Una delle poche fortune che si hanno in quanto mamme separate è che poi capita il weekend dei papà.
Quindi lasciato il piccoletto al genitore, liberando finalmente la casa alla ventenne ed avendo chiuso per l’ennesima volta – si spera l’ultima per la mia salute e quella di chi mi circonda – con il tormentato e tormentoso amante, sono partita per un weekend di quasi non lavoro.
A Verona per un incontro di letteratura italo-irlandese dove ho avuto il vero piacere di conosce autori davvero interessanti e una realtà culturale leggermente meno impaludata di quella romana.
Essendo la mia prima volta a Verona ho fatto finalmente la turista e potevo forse esimermi dal visitare la famosa casa di Giulietta? Nel mio immaginario il famoso balcone – pare che invece nei testi di Shakespeare il sommo autore non nomini mai il balcone ma parli di una semplice finestra (!), era affacciato su un grande giardino ombreggiato da alberi da frutta e circondato da un alto muro. Nella realtà esiste un piccolo cortile al quale si accede da un grande portone del tutto anonimo. Se non fosse per la quantità di persone che continuamente entrano e fotografano e lasciano ricordi.
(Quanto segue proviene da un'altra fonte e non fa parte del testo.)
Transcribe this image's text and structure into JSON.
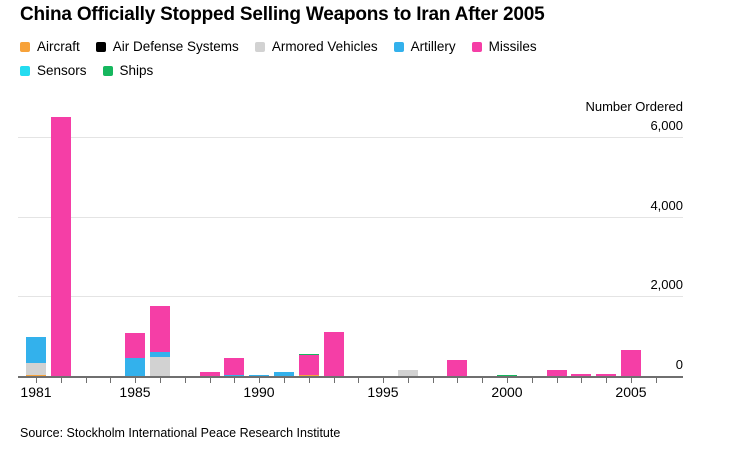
{
  "title": "China Officially Stopped Selling Weapons to Iran After 2005",
  "legend": {
    "items": [
      {
        "label": "Aircraft",
        "color": "#f7a23a"
      },
      {
        "label": "Air Defense Systems",
        "color": "#000000"
      },
      {
        "label": "Armored Vehicles",
        "color": "#d2d2d2"
      },
      {
        "label": "Artillery",
        "color": "#33b1ec"
      },
      {
        "label": "Missiles",
        "color": "#f53ea6"
      },
      {
        "label": "Sensors",
        "color": "#24dcf0"
      },
      {
        "label": "Ships",
        "color": "#16b75e"
      }
    ]
  },
  "y_axis": {
    "title": "Number Ordered",
    "ticks": [
      {
        "label": "6,000",
        "value": 6000
      },
      {
        "label": "4,000",
        "value": 4000
      },
      {
        "label": "2,000",
        "value": 2000
      },
      {
        "label": "0",
        "value": 0
      }
    ]
  },
  "x_axis": {
    "labeled_years": [
      "1981",
      "1985",
      "1990",
      "1995",
      "2000",
      "2005"
    ]
  },
  "source": "Source: Stockholm International Peace Research Institute",
  "chart_data": {
    "type": "bar",
    "stacked": true,
    "title": "China Officially Stopped Selling Weapons to Iran After 2005",
    "xlabel": "",
    "ylabel": "Number Ordered",
    "ylim": [
      0,
      6600
    ],
    "grid": "horizontal",
    "legend_position": "top",
    "categories": [
      1981,
      1982,
      1983,
      1984,
      1985,
      1986,
      1987,
      1988,
      1989,
      1990,
      1991,
      1992,
      1993,
      1994,
      1995,
      1996,
      1997,
      1998,
      1999,
      2000,
      2001,
      2002,
      2003,
      2004,
      2005,
      2006
    ],
    "series": [
      {
        "name": "Aircraft",
        "color": "#f7a23a",
        "values": [
          20,
          0,
          0,
          0,
          0,
          0,
          0,
          0,
          0,
          0,
          0,
          20,
          0,
          0,
          0,
          0,
          0,
          0,
          0,
          0,
          0,
          0,
          0,
          0,
          0,
          0
        ]
      },
      {
        "name": "Air Defense Systems",
        "color": "#000000",
        "values": [
          0,
          0,
          0,
          0,
          0,
          0,
          0,
          0,
          0,
          0,
          0,
          0,
          0,
          0,
          0,
          0,
          0,
          0,
          0,
          0,
          0,
          0,
          0,
          0,
          0,
          0
        ]
      },
      {
        "name": "Armored Vehicles",
        "color": "#d2d2d2",
        "values": [
          300,
          0,
          0,
          0,
          0,
          480,
          0,
          0,
          0,
          0,
          0,
          0,
          0,
          0,
          0,
          150,
          0,
          0,
          0,
          0,
          0,
          0,
          0,
          0,
          0,
          0
        ]
      },
      {
        "name": "Artillery",
        "color": "#33b1ec",
        "values": [
          650,
          0,
          0,
          0,
          440,
          130,
          0,
          0,
          30,
          30,
          110,
          0,
          0,
          0,
          0,
          0,
          0,
          0,
          0,
          0,
          0,
          0,
          0,
          0,
          0,
          0
        ]
      },
      {
        "name": "Missiles",
        "color": "#f53ea6",
        "values": [
          0,
          6500,
          0,
          0,
          640,
          1150,
          0,
          100,
          420,
          0,
          0,
          490,
          1100,
          0,
          0,
          0,
          0,
          390,
          0,
          0,
          0,
          160,
          60,
          40,
          650,
          0
        ]
      },
      {
        "name": "Sensors",
        "color": "#24dcf0",
        "values": [
          0,
          0,
          0,
          0,
          0,
          0,
          0,
          0,
          0,
          0,
          0,
          0,
          0,
          0,
          0,
          0,
          0,
          0,
          0,
          0,
          0,
          0,
          0,
          0,
          0,
          0
        ]
      },
      {
        "name": "Ships",
        "color": "#16b75e",
        "values": [
          0,
          0,
          0,
          0,
          0,
          0,
          0,
          0,
          0,
          0,
          0,
          20,
          0,
          0,
          0,
          0,
          0,
          0,
          0,
          30,
          0,
          0,
          0,
          0,
          0,
          0
        ]
      }
    ]
  }
}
Sempre nel mio immaginari questi famosi ricordi erano lasciati sotto forma di biglietti e lettere tipo exvoto di amanti felici o aspiranti amanti o di infelici in cerca di amanti.
Invece l’era Moccia ha contaminato anche il povero cortile di Giulietta. Il portone è un puzzle di chewingum, immagino masticati, e appiccicati a memoria di non so quale sentimento (salive condivise? bocche che si sono incontrate in languidi baci al peppermint?)
Messaggi effettivamente ce ne sono. Ma direttamente scritti sui muri e talmente scarabocchiati ed accavallati che più che altro sono dei non messaggi.
La vera tragedia però l’ho trovata all’interno, proprio sotto il famoso balcone (c’è veramente qui un balcone) e accanto alla statua della povera Giulietta usata come fondale per le foto dei supposti amanti o aspirati tali: un cancello completamente rivestito dai famosi lucchetti mocciani.
Al cuor non si comanda, è vero, ma al cervello? Si. A questo un minimo di ordini andrebbe dato. Se non altro a quello dei custodi di un palazzo storico che, pur non essendo mai stato probabilmente abitato dai Signori Capuleti, ha una pur qualche importanza dal punto di vista dei Beni Culturali.
Ma senza diventare bacchettona e purista la mia grande delusione è stata quella di non poter sbirciare nei messaggi amorosi che immaginavo di trovare. Davvero non c’è più traccia di parole tra amanti? Nulla a cui attingere, o usare come fonte di ispirazione, o che faccia sognare di amori realizzati? Solo cuori saliva e lucchetti?
Come a conferma di questi miei pensieri ieri mattina proprio davanti al mio portone ho trovato un cuore disegnato in terra con enorme punto interrogativo al centro. Disegnato nella notte da un amante sfortunato, mi sembra di capire. O quantomeno dubbioso. O con una interpretazione più ampia dubbioso/speranzoso. Certamente indirizzato ad uno/a dei miei coinquilini. Non siamo in molti e subito è partito un rapido vaglio del/la possibile destinatario/a. Esclusa mia figlia, la ventenne, la quale si è dimostrata troppo sorpresa per essere in qualche modo coinvolta in tale richiesta d’amore, con il portiere e l’uomo delle riparazioni – subito accorsi per rimuovere il poco signorile e deturpante messaggio – siamo rimasti orientati su un paio di soggetti, uno di sesso femminile e uno maschile, unici per fascia di età possibili destinatari di tale graffito.
Il solerte tentativo di pulitura è risultato vano. Nonostante l’utilizzo di vari solventi e diversi livelli di scartavetratura l’enigmatico simbolo amoroso è rimasto in terra, solo leggermente più sfumato. Devo dire più carino.
Ma nonostante l’ennesimo sfregio al sunnominato decoro urbano mi fa tenerezza uscendo di casa posare il piede su un cuore, che, seppure forse infranto – ma mi auguro che il/la coraggioso/a graffitaro sia stato ricompensato del suo/a ardire, mi fa ancora pensare (e sperare) all’amore.